Drake seeks projects in Iraq to diversify income
Dubai, February 16, 2011
Dubai contractor Drake & Scull International is eyeing project tenders in Iraq in the second half of 2011 as it looks to break into new markets and diversify its income.
Drake, whose biggest market is Saudi Arabia, is also keeping a close eye on political unrest in Egypt, where it is bidding for $200 million to $300 million worth of projects, chief corporate affairs officer Zeina Tabari was quoted as saying in a report in our sister newspaper Gulf Daily News.
'The majority of our contracts this year will be from the GCC,' she said, adding: 'We have a business development team in Iraq, but it is a new market for us and will take some time to start tendering.
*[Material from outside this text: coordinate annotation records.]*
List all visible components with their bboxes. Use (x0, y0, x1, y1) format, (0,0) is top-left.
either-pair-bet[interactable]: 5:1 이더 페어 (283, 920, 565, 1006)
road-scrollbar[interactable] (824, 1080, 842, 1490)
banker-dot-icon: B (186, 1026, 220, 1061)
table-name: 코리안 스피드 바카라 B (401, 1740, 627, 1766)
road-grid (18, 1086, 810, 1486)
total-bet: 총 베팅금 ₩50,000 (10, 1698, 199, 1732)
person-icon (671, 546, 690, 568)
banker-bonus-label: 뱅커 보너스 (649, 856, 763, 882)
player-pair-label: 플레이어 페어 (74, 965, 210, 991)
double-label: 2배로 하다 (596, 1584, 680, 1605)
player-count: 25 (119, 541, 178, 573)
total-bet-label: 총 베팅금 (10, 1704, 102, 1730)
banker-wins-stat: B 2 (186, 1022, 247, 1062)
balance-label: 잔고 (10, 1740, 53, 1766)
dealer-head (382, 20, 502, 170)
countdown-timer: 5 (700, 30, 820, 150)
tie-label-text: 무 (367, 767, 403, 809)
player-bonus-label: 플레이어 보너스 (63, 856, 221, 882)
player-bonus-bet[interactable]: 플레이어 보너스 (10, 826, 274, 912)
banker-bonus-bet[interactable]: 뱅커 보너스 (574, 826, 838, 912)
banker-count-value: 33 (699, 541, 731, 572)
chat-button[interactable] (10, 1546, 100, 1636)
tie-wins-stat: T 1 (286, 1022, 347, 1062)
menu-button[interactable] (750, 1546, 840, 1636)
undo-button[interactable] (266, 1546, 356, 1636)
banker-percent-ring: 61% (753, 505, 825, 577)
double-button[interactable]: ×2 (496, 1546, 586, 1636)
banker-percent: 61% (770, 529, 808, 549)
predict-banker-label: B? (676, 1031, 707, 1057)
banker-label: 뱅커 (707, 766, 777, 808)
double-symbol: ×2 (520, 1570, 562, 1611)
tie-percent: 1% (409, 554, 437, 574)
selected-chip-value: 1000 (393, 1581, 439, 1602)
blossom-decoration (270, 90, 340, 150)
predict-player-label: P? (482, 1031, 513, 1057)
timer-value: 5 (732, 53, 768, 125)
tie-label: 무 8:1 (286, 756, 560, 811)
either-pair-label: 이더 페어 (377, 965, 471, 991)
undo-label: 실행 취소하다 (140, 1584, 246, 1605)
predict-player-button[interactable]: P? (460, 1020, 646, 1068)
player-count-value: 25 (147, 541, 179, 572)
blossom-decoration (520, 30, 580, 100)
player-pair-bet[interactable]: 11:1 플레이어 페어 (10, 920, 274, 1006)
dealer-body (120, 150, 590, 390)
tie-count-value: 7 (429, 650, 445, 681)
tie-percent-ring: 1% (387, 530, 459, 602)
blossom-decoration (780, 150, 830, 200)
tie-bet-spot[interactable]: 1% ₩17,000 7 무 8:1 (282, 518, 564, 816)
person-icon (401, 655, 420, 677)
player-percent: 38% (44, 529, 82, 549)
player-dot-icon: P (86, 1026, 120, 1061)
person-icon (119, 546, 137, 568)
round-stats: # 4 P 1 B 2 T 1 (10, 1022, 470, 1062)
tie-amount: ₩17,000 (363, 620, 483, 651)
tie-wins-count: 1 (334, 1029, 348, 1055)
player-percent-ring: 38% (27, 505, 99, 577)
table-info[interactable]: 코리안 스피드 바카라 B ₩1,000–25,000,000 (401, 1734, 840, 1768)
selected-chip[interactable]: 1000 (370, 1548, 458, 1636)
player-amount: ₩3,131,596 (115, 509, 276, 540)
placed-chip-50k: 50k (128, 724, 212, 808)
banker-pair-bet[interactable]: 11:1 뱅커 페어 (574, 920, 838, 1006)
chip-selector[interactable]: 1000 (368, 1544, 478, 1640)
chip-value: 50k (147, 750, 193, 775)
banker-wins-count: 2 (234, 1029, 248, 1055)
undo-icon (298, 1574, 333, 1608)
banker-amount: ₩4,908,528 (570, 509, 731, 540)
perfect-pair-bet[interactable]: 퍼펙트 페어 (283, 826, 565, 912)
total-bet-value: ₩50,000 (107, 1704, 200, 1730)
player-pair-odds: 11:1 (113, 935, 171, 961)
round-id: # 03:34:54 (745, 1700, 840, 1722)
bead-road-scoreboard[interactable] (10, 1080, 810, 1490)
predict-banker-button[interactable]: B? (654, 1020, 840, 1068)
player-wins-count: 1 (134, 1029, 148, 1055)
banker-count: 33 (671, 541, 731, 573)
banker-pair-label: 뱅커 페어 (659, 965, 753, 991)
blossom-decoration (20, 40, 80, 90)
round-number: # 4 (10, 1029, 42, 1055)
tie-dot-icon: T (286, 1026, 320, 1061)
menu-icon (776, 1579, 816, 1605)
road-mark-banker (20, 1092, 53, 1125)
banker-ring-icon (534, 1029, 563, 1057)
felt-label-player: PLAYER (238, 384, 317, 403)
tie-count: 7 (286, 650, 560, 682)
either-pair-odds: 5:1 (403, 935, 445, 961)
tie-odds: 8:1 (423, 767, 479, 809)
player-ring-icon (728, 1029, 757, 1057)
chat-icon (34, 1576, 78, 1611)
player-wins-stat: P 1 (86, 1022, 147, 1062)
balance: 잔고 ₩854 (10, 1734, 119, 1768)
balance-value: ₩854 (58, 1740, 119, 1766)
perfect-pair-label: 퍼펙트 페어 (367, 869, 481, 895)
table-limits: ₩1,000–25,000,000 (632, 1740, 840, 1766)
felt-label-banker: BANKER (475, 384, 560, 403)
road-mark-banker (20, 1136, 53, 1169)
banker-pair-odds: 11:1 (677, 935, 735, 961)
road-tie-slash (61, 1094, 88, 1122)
Probably in the third or fourth quarter.'
Gulf companies see growing opportunities to invest in Iraq in sectors, including energy, telecoms, finance and infrastructure, as the war-torn nation battles to recover from years of bloodshed.
Drake, which specialises in mechanical, engineering and plumbing businesses, has a project backlog of Dh7.6 billion ($2.7 billion) of which Dh2.7 billion has been won since the start of 2011. Tabari declined to give an expected figure for the year end, citing uncertainty over tenders in Egypt.
'We are bidding for $200 million to $300 million worth of contracts there. So far clients have indicated that the projects will continue.'
Drake won a $126.6 million contract in Egypt in January, and the project is on track, Tabari added.
The firm has been rapidly expanding its operations outside Dubai, where house prices have plunged some 60 per cent since their peaks in 2008 as a result of the financial crisis. It is also bidding for about Dh5 billion worth of projects in all its markets, including Dh4 billion worth of work in Qatar.
Outside the Gulf, Drake is tendering for work in Vietnam and Djibouti, but does not see contract wins there until the fourth quarter of 2012, Tabari said.
He said the company expected revenues of around Dh623 million in the first and second quarters of 2011, in line with the fourth-quarter figure as revenues from Saudi Arabia and other contracts won last year kick in. The contractor made a fourth quarter profit of Dh41 million, it said earlier, unchanged from the year-ago-period, while competition and acquisition costs hampered full-year earnings.
Around 30 per cent of Drake's work is in Saudi Arabia, 25 per cent in Abu Dhabi, 18 per cent in Dubai and the rest in the Gulf region, Asia and Africa, Tabari said.